Ever since the Montgolfier Brothers soared the big blue in their big balloon, the race was on! Everyone from Jules Verne to Steve Fossett was bitten by the gas bag bug. In Napa Valley, champagne balloon flights of fancy are not only a reality, but plentiful, and you have your choice of flight specialists to take you soaring into the early dew-laden morning sunrise. The balloons themselves are works of aeronautical art, stretched like an artist's canvas as they expand and fill to reveal brilliant, colorful designs that float above the valley floor as though on display at some private flying museum of modern art.
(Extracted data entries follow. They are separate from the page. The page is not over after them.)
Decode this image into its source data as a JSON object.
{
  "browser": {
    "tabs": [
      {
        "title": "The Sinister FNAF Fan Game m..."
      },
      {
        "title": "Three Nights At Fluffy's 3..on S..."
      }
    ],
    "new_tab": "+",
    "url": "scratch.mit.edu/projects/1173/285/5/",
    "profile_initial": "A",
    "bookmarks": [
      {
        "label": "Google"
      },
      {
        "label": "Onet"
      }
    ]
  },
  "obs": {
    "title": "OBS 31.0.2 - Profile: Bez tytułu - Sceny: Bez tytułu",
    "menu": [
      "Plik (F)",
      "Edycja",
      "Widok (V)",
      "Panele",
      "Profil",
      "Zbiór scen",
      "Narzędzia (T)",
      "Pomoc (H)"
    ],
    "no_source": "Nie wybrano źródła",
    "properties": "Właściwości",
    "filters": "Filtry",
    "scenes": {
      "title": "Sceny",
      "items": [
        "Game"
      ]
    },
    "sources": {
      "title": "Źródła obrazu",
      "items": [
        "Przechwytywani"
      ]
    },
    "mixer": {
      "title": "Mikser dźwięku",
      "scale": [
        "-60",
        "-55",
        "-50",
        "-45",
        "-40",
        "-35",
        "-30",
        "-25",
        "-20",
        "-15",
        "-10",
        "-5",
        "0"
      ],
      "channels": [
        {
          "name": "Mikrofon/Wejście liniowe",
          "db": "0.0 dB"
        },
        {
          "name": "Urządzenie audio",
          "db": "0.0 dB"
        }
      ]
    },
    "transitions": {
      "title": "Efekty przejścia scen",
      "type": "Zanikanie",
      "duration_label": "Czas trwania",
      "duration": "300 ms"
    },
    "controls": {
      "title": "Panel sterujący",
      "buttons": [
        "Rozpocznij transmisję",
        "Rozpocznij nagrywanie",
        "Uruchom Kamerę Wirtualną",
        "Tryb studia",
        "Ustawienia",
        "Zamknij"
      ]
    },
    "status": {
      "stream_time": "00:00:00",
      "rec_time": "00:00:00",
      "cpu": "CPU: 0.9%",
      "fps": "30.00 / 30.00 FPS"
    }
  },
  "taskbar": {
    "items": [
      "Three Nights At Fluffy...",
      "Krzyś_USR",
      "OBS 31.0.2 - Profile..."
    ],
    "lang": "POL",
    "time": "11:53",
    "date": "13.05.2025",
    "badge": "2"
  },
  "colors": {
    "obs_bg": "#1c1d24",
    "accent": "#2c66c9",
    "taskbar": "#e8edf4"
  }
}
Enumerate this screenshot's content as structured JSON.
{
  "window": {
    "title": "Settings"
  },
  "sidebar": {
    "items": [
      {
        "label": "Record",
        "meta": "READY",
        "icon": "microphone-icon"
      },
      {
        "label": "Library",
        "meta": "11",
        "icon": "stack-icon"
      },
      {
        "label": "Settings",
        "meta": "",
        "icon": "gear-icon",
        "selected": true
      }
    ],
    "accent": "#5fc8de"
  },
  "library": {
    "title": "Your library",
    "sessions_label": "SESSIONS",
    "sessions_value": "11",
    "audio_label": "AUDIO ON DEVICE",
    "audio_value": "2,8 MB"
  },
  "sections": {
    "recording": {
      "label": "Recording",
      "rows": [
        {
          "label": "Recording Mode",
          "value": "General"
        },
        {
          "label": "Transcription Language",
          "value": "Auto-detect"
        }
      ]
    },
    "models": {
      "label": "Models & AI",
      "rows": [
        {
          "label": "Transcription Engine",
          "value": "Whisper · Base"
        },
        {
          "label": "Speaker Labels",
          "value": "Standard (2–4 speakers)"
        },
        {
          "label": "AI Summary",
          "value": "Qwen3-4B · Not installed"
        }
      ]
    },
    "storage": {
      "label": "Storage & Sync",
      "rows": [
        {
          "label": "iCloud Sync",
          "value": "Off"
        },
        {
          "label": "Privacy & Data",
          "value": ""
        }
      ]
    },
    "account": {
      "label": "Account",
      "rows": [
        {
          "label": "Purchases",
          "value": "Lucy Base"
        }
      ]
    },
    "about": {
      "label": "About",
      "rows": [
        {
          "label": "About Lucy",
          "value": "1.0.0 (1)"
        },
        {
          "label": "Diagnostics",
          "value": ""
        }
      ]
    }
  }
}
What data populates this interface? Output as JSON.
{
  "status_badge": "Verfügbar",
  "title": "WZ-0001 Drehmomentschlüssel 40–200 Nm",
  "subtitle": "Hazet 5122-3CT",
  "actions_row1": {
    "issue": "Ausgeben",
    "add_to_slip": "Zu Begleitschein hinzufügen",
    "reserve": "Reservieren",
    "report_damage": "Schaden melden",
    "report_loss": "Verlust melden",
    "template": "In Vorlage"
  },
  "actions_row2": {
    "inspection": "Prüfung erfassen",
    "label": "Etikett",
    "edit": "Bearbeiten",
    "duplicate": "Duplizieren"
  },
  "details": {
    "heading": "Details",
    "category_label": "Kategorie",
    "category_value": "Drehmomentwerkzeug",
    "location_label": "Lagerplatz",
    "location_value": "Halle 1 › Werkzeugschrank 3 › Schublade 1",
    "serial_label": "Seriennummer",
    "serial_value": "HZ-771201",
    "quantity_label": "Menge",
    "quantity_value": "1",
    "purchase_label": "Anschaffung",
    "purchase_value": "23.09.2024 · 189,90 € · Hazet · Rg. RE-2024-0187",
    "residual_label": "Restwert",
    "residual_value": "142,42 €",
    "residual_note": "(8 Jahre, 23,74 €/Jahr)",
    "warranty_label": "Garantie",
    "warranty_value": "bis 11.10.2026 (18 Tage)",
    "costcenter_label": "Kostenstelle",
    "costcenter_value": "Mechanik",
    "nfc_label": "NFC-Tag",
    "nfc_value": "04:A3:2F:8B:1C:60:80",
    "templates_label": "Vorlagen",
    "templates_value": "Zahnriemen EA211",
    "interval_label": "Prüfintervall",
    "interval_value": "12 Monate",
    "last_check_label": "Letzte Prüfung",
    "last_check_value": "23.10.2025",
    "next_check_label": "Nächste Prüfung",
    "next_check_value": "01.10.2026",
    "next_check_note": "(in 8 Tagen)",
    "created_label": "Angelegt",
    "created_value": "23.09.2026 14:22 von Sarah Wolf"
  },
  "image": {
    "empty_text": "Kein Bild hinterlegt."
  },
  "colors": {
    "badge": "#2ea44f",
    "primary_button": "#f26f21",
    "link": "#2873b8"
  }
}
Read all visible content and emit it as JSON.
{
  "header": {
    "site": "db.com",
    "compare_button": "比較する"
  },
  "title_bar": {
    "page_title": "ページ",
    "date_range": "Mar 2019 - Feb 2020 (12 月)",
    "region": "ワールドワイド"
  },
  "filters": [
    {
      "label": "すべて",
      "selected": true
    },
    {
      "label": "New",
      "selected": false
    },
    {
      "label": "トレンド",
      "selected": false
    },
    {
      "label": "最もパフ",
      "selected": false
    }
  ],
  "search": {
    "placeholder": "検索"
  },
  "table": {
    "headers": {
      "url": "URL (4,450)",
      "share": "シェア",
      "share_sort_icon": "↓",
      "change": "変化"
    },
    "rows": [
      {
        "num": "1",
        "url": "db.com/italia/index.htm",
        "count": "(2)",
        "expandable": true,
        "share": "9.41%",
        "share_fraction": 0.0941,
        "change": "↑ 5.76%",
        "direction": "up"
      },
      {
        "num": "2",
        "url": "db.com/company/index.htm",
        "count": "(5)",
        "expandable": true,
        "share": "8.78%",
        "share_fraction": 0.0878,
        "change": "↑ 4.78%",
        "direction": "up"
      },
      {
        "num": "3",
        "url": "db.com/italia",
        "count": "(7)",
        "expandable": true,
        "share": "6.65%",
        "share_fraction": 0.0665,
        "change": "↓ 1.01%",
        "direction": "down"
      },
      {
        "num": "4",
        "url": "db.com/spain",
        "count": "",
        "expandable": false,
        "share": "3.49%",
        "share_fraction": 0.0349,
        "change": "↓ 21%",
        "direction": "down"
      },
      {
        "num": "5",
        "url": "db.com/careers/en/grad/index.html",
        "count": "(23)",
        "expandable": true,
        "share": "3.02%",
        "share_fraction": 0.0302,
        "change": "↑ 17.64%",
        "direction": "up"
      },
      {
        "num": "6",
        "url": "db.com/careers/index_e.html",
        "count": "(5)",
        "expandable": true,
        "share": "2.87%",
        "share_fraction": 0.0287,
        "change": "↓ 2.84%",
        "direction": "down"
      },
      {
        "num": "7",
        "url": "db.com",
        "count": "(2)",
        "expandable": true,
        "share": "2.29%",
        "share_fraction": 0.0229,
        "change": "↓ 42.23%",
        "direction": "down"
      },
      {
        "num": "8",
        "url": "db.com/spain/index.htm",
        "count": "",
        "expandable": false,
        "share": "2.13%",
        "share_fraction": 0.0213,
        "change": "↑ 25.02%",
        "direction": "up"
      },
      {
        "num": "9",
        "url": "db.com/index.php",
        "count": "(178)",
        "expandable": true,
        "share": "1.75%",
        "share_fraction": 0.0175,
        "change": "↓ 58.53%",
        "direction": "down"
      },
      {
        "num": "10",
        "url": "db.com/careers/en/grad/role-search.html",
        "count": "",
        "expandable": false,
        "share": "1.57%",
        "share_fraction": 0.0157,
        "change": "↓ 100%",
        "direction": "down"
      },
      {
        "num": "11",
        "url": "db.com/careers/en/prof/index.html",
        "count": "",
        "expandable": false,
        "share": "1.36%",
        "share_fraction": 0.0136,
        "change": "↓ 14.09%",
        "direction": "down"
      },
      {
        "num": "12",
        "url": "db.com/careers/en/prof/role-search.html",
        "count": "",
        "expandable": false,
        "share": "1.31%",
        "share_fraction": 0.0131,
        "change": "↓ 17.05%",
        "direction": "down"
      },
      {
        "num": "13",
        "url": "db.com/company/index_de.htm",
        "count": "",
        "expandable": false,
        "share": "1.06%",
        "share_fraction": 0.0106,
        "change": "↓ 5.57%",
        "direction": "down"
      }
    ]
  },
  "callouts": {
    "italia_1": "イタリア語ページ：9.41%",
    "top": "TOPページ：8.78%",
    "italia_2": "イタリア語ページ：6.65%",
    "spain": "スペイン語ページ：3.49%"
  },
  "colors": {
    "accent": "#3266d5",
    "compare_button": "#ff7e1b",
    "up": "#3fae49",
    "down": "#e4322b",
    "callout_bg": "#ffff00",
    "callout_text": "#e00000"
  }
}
This is definitely one of the Wine Country “to do's” that is not to be missed

The Napa Valley is a wine lover's paradise to be enjoyed by the corkscrew and the screwtop crowd alike. It doesn't matter if you enjoy your vino in a glass of crystal or a paper cup, Wine Country only gets better with age, like the fine wines this award winning region produces year after year. Once you visit Wine Country, you'll come back time and time again if for no other reason than to keep the grapes happy. After all, nobody wants to experience The Grapes of Wrath!